Jacques Borgetto

Jacques Borgetto

Voilà des années que Jacques Borgetto, familier des grandes métropoles et de l’Amérique latine, où une partie de sa famille, piémontaise, a émigré, se dépayse en se fixant pour destination le Tibet.

Six fois en dix ans, il a rallié ce pays du bout du monde, difficile à pénétrer, soumis aux autorisations, aux pistes balisées, aux interdits. Six fois il a rejoint des Tibétains colonisés, asservis, submergés par la masse de Chinois occupant leur territoire, comme par les touristes que leur quête d’exotisme entraîne toujours plus loin.

La détresse des nomades, de plus en plus sédentarisés, la modernité envahissante le préoccupent. Comme les menaces pesant sur les montagnes sacrées, convoitées pour leurs matières premières.

Mais ce qui est frappant, chez ce grand voyageur, c’est qu’il s’autorise à partir avec ardeur, détermination, mais sans volonté de témoigner, de dénoncer, d’adopter la démarche du photojournaliste. Serait-il à Lhassa un jour où ça barde, où un bonze décide de s’immoler, qu’il lâcherait son boîtier, plus prompt à agir, à porter secours qu’à faire un scoop. Je sais. Je le lui ai demandé.

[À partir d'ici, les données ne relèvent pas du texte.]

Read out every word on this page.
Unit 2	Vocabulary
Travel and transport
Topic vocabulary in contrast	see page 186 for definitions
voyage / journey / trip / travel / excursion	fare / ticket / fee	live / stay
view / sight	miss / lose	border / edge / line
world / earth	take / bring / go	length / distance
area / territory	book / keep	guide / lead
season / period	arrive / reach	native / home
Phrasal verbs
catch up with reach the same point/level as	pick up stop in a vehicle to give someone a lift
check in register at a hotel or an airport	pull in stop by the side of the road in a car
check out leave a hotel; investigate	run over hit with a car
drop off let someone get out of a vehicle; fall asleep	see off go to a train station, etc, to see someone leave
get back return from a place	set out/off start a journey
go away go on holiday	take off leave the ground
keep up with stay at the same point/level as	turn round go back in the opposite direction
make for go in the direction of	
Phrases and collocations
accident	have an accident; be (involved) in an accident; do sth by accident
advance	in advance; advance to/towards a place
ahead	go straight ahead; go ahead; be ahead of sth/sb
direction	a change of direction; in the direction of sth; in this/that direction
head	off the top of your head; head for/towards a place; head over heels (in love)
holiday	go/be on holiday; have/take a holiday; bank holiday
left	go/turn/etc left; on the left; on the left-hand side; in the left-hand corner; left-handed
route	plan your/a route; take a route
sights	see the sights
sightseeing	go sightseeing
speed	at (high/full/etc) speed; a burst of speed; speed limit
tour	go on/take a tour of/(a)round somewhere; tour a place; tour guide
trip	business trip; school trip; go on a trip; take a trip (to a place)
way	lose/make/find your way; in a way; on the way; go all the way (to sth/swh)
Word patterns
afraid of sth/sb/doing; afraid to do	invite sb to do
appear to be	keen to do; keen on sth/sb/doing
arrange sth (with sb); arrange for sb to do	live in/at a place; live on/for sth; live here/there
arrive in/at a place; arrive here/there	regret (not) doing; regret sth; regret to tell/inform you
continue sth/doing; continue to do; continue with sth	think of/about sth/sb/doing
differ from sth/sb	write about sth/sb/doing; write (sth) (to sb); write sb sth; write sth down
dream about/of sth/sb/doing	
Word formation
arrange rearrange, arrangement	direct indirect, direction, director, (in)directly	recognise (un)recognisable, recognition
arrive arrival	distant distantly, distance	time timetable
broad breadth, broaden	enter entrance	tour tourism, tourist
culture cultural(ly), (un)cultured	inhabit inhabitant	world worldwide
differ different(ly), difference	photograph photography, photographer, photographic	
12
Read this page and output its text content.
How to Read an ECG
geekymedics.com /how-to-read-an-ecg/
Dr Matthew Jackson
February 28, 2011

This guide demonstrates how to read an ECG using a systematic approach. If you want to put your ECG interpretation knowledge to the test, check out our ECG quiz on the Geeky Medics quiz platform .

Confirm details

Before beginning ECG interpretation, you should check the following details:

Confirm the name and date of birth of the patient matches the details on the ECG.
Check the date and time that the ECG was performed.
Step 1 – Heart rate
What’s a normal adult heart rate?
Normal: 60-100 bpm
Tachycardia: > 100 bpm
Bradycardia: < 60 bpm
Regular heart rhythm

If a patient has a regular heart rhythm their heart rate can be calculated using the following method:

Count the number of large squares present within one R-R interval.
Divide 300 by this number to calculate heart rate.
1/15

Pourtant, il est aux aguets. Alors, que guette-t-il dans ses images qui documentent les « funérailles célestes » des cadavres livrés aux vautours ? Réponse : Du ciel, de l’horizon, de l’Himalaya, de la cime neigeuse, de la crête rocheuse, de la piste cabrée, de la steppe, de l’âpre, du morne, du stérile, du vide, de la nature presque pas domestiquée, l’idée du sauvage, de l’originel, du primitif !

Le Tibet, il le voit avant tout en noir et blanc, la couleur de la fiction. Comme pour les autres pays, les autres séries, la bichromie s’impose dès la première prise de vue. Pour lui « tout s’ordonne à ce moment-là, comme dans une partition musicale ». Au Japon, récemment, la couleur est allée de soi, le format carré du polaroïd est arrivé.

Au Tibet, où le ciel dévore tout, cette transposition débouche sur une gamme infinie de grains, de gris.

Très exceptionnellement, passe, fugace, une tâche de couleur vive, mais alors douce, très douce.